A Blog About Intellectual Property Litigation and the District of Delaware

Broken Communication
Reid Naaykens, Unsplash

Parties can freely stipulate to many things in the District of Delaware, and often stipulations to extend deadlines are filed close to the last minute, especially where the parties are working toward agreement but ultimately cannot agree on the final filing in time (or else are having trouble connecting with the other side).

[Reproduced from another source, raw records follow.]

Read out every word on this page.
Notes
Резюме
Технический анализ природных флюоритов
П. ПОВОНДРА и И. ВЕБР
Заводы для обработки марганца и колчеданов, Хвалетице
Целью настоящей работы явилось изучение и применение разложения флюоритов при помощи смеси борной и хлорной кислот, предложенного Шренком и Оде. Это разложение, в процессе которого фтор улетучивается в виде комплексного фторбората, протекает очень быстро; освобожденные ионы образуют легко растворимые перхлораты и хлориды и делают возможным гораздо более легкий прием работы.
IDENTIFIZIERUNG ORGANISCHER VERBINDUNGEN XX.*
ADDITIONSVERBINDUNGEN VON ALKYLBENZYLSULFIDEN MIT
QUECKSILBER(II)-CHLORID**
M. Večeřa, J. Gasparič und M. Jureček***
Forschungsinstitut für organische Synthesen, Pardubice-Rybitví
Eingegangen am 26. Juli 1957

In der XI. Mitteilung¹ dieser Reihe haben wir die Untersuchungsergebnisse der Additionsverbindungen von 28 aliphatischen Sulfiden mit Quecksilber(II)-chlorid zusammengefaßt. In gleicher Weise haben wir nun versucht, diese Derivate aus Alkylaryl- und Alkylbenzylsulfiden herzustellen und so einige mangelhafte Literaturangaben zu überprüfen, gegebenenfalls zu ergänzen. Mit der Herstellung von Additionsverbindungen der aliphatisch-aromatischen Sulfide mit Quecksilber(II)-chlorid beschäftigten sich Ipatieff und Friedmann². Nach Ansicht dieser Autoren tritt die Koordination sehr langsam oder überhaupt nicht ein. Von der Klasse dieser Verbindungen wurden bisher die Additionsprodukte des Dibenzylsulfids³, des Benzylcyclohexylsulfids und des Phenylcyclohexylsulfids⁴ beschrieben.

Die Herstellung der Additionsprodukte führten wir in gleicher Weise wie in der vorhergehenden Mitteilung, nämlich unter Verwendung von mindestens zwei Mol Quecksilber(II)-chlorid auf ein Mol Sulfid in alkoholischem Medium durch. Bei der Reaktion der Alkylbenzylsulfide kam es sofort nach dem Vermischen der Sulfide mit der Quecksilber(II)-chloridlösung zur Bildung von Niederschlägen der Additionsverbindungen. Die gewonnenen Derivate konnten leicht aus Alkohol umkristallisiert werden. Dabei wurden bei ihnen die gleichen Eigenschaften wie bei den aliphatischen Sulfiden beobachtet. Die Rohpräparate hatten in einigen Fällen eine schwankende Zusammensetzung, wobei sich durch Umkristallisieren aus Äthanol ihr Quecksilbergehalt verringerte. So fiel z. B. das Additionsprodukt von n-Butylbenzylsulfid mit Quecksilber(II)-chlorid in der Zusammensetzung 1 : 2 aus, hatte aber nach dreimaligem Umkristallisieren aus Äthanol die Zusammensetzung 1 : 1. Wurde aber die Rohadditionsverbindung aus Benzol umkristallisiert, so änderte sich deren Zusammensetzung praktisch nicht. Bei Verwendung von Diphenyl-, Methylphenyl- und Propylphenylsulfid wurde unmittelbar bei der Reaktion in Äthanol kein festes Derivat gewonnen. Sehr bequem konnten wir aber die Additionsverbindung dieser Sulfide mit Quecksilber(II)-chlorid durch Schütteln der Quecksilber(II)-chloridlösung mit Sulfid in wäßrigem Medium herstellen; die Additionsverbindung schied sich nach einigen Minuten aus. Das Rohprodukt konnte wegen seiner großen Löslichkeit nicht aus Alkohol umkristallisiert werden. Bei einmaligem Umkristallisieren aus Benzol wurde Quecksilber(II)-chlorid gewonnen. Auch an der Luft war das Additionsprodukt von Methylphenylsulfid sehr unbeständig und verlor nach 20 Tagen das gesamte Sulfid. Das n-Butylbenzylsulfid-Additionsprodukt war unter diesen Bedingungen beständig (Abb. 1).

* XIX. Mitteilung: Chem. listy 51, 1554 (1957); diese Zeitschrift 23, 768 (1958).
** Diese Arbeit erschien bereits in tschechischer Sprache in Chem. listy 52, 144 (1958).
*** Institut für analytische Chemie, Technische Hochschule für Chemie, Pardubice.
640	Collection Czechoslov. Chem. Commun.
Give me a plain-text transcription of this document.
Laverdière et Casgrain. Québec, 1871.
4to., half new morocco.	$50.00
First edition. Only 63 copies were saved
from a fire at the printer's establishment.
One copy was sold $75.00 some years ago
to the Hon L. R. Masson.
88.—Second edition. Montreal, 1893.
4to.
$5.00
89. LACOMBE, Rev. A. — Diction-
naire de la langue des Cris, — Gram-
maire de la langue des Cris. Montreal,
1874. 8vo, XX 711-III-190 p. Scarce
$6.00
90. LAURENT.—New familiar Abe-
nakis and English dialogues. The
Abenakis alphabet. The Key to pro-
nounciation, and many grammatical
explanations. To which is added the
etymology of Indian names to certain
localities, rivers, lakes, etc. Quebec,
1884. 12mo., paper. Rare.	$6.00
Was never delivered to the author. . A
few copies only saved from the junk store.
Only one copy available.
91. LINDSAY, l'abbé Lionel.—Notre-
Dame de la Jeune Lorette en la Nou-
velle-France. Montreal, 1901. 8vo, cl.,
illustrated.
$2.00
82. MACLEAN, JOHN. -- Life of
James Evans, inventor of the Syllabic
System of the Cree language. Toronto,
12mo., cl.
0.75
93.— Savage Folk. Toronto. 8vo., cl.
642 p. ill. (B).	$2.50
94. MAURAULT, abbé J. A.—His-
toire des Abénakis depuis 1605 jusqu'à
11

However, stipulations filed close to the Delaware witching hour (5:00PM EST) can be fraught with risk of the Court's denial, as we’ve seen in past heart-stopping examples. We’ve warned before that requests to move Court-scheduled conferences are in the “iffy” category, and combined with last minute filing, can end in disappointment for everyone, as shown in an oral order from Judge Noreika last week in Neurocrine Biosciences, Inc. v. Lupin Limited et al., C.A. 21-1042, D.I. 197 (D. Del. Jul. 16, 2021):

On April 17, 2023, the Court instructed the parties to talk to each other about their disputes so that a follow-up call with the Court (set for April 21, 2023) would be more productive than the prior call. On April 21, 2023, a few hours before the set call, the parties submitted a stipulation requesting the April 21 call be delayed. After further inquiries, it became clear that, in the five days after the Court directed the parties to TALK, they did not do so. The Court intended to address that during the April 21 call, but no counsel appeared for the call (notwithstanding that the Court had not granted the request for a delay). THEREFORE, IT IS HEREBY ORDERED that, should the parties not inform the Court that they have resolved their dispute in full by Tuesday April 25, 2023, lead trial counsel SHALL appear in person in Courtroom 4A on April 26, 2023 at 3:00 p.m. ORDERED by Judge Maryellen Noreika on 4/21/2023.

Judge Noreika previously indicated frustration with the magnitude of this particular discovery dispute (on search methods to find responsive documents), so the parties were on thin ice long before this order.

Ordering parties to meet in-person is becoming a popular tool, used by both Judge Noreika and Judge Connolly to solve inadequate meet-and-confers over claim terms. Could we see more orders requiring counsel to appear in person, either to prove adequacy of meet-and-confer efforts or to resolve discovery disputes with the Court? If so, discovery disputes could become potentially more expensive, burdensome, and may decrease in number. Time will tell.

Why Did This Happen?

The parties likely wanted to avoid criticism from the Court for not "TALK[ing]" as ordered, but ultimately made the resulting reproval far worse.

Was this an example of mutual oversight that the stipulation had not been granted, or a rare case of prisoners' dilemma in which both sides agreed not to appear? The latter is doubtful. While stipulations are typically granted, they are not effective until they are formally ordered by the Court. Had either of the parties' counsel joined the call "just in case" after the Court did not grant the stipulation, it would only have helped them—especially if the other side failed to take the same precaution. More likely, the parties just assumed it would be granted after the fact, or that it was effective even if it hadn't been granted.

This order serves as a reminder to double-check the docket and verify the Court's approval before acting (or failing to act) based on a stipulated extension!